Pour poser cette question intéressante, mais indiscrète, nous ne manquerions certes pas de prétextes, si nous le voulions et qu’il en fallût. Ce Dictionnaire de la langue anglaise, par exemple, dont nous parlait M. Taine il y a quelques jours, « œuvre admirable et colossale, » n’en serait-il pas au besoin un premier ? et le projet tant de fois formé, jamais exécuté, de fonder une Académie anglaise « pour la langue, » à l’imitation de la nôtre, n’en serait-il pas un second, puisqu’il paraît qu’on y reviendrait de nouveau ? Un livre récent, que j’ai là sous les yeux, l’Académie des derniers Valois, par M. Édouard Fremy, pourrait en être un troisième.
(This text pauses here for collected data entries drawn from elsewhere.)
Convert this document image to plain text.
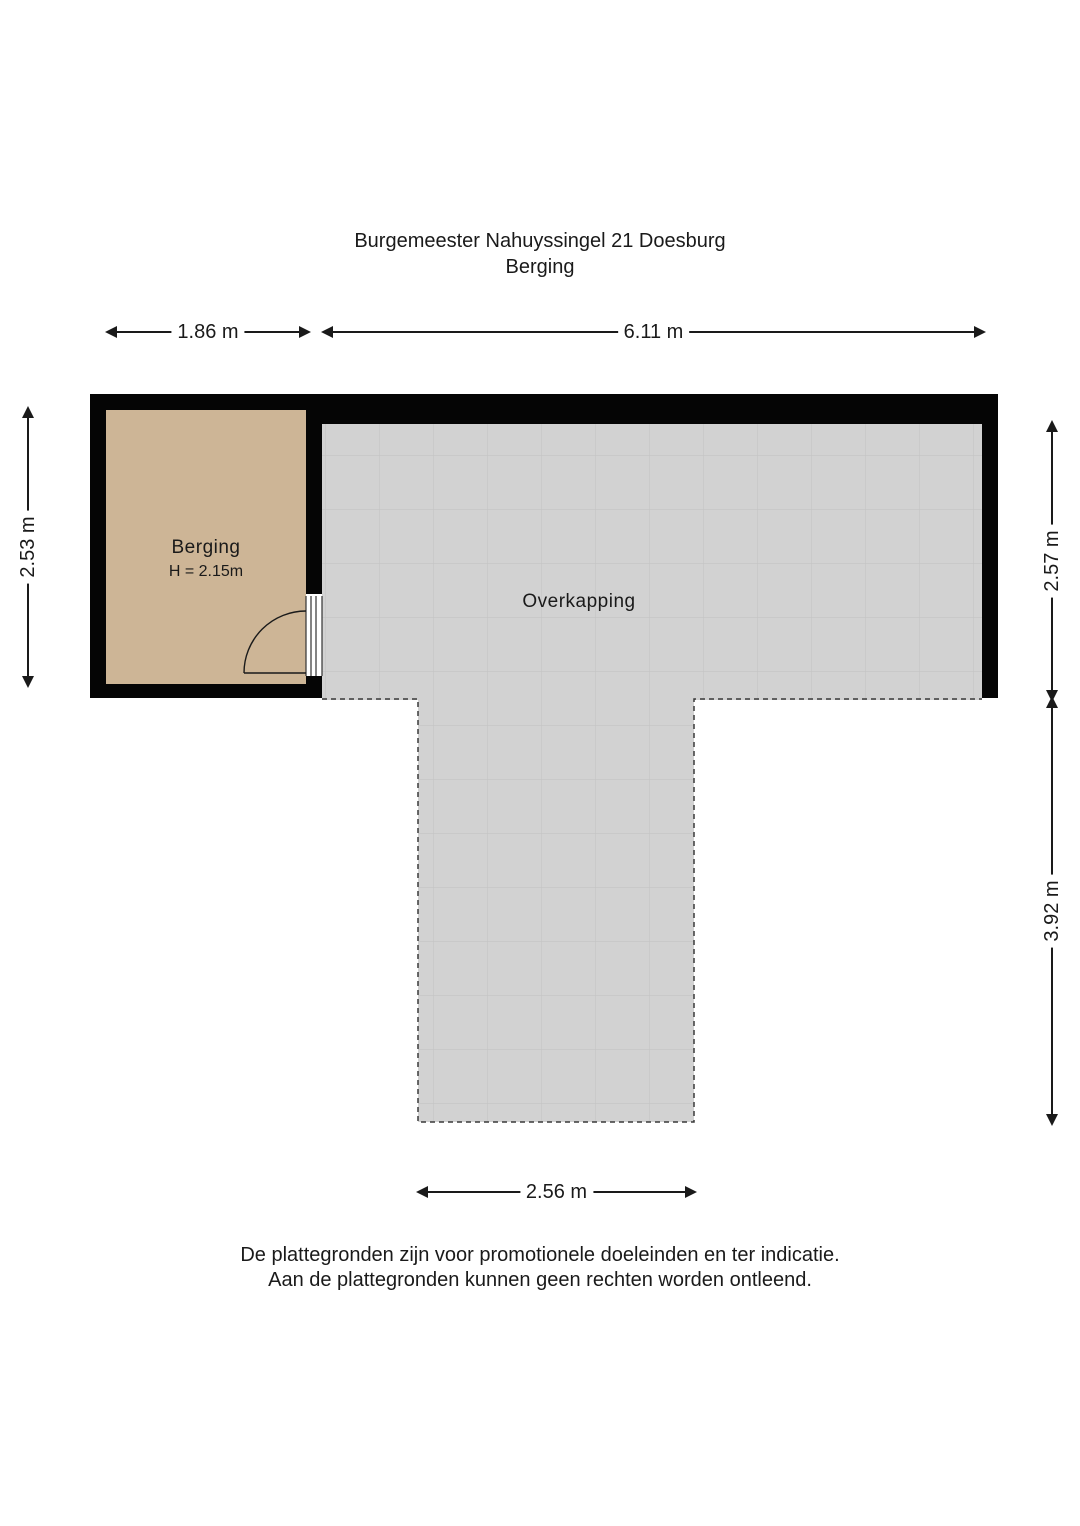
Burgemeester Nahuyssingel 21 Doesburg
Berging
Berging
H = 2.15m
Overkapping
1.86 m	6.11 m
2.56 m
2.53 m	2.57 m
3.92 m
De plattegronden zijn voor promotionele doeleinden en ter indicatie.
Aan de plattegronden kunnen geen rechten worden ontleend.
C’est, en effet, un livre curieux, un livre intéressant, moins neuf peut-être que ne le croit son auteur ; et aussi m l’on voudrait voir, si l’on osait former un vœu, moins de « scissions dans la trame de nos destinées littéraires, » moins « d’erreurs qui reposent sur des lacunes ! » Mais, sans chercher tant de prétextes, il vaut encore mieux traiter la question pour elle-même : en France, et de notre temps même, l’Académie française est toujours une actualité.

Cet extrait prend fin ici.